Nutritional imbalance and metabolic alterations associated with maternal obesity during pregnancy predispose offspring to obesity and/or to type 2 diabetes, but the mechanisms underlying these effects are still obscure. In this context, we evaluated whether the two main energy-producing pathways (glycolysis and mitochondrial oxidative phosphorylation) are impaired in obesity during pregnancy thus contributing to metabolic intrauterine alterations.

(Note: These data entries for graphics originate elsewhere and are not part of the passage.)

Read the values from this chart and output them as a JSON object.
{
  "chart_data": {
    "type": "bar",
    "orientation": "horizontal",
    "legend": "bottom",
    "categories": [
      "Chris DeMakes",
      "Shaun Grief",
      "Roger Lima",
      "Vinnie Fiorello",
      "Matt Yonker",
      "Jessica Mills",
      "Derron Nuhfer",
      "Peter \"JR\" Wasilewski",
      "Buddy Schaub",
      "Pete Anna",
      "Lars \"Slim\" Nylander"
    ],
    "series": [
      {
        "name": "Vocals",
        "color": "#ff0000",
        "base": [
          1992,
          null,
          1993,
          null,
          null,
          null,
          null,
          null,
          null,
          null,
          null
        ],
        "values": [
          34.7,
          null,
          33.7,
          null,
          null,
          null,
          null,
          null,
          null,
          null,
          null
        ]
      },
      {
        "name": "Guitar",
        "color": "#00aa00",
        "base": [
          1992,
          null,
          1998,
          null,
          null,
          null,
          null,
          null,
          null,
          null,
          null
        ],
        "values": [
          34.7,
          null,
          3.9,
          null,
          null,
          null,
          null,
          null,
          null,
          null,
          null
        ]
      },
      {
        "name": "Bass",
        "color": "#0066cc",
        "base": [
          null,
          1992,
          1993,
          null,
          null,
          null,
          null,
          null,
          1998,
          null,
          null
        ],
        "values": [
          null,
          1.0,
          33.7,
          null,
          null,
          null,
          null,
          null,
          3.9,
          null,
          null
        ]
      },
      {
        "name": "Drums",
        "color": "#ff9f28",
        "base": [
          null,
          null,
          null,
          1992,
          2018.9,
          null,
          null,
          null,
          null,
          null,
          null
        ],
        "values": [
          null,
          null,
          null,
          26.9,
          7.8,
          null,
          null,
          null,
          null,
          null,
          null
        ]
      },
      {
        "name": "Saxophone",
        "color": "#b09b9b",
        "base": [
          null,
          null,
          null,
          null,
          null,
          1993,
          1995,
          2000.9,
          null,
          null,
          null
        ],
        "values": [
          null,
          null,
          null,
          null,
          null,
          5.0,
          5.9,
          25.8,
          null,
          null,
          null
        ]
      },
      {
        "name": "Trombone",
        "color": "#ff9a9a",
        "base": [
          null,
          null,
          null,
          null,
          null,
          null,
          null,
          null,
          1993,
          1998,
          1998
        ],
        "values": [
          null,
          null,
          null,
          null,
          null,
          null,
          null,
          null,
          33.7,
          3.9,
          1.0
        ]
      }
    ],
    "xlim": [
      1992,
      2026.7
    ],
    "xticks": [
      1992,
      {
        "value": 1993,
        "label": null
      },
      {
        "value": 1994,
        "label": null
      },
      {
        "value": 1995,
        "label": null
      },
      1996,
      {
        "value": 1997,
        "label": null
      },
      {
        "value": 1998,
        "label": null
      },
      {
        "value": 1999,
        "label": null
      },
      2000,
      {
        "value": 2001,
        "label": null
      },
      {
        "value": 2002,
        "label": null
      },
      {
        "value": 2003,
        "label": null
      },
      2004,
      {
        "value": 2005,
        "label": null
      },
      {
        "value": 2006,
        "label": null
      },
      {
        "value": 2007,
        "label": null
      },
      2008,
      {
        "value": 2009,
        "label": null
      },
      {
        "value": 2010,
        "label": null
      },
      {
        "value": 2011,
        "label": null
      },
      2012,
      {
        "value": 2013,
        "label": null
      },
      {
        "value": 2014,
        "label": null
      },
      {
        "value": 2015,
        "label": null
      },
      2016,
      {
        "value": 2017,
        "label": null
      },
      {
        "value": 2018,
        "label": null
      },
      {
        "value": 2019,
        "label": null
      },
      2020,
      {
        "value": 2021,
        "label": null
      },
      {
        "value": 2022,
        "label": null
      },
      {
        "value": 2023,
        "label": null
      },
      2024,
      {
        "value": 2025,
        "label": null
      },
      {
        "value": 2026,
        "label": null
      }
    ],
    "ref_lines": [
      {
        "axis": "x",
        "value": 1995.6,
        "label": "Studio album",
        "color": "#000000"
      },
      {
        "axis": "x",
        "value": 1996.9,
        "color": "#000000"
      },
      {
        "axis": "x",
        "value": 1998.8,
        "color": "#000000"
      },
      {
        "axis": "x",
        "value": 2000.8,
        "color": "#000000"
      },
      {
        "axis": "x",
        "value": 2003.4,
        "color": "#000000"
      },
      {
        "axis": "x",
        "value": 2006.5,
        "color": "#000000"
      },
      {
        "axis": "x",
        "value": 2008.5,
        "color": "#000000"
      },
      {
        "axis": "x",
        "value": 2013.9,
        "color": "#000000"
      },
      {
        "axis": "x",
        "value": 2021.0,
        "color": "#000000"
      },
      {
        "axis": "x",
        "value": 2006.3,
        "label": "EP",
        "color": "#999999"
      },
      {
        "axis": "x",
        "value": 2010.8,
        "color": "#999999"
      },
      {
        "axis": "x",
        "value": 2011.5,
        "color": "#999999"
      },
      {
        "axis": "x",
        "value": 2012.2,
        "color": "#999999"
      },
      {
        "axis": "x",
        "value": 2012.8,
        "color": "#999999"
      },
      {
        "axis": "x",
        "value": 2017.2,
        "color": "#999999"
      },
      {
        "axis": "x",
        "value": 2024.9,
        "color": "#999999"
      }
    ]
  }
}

Specifically, we studied metabolic abnormalities in the intrauterine life of newborns using stem cells isolated from amnion and umbilical cord (hA- and hUC-MSCs). We isolated, at delivery, neonatal hUC-MSCs from 13 obese (Ob) and 10 normal weight control (Co) women (prepregnancy body mass index >30 and <25 kg/m, respectively) and hA-MSCs from a subgroup of 3 Ob and 3 Co women. The hUC-MSC immunophenotype was characterized by flow cytometry. The extracellular acidification rate and oxygen consumption rate, which are indicators of glycolysis and mitochondrial respiration, respectively, were measured using the Seahorse XFe96 analyzer. Basal glycolysis (Co: 27.5 ± 2.9; Ob: 21.3 ± 2.3 mpH/min) and glycolytic capacity (Co: 65.3 ± 1.2; Ob: 55.0 ± 0.3 mpH/min) were significantly lower in Ob-hUC-MSCs versus Co-hUC-MSCs (P < 0.05 and P < 0.0001, respectively). Mitochondrial basal respiration (Co: 46.9 ± 0.7; Ob: 32.6 ± 0.8 pmol/min), ATP-linked respiration (Co: 29.3 ± 1.9; Ob: 20.1 ± 0.3 pmol/min), and maximal respiration (Co: 75.2 ± 5.3; Ob: 50.5 ± 4.1 pmol/min) were significantly (P < 0.0001) lower in Ob-hUC-MSCs versus Co-hUC-MSCs. Similarly, bioenergetic profiles of the subgroup of Ob-hA-MSCs differed from those of Co-hA-MSCs. These results demonstrate that the bioenergetic performance of Ob-h-MSCs is lower in basal conditions and in conditions of increased energy demand compared with Co-h-MSCs. In conclusion, we describe a new mechanism whereby obesity alters intrauterine metabolism. This process could concur to predispose offspring to metabolic diseases in adult life.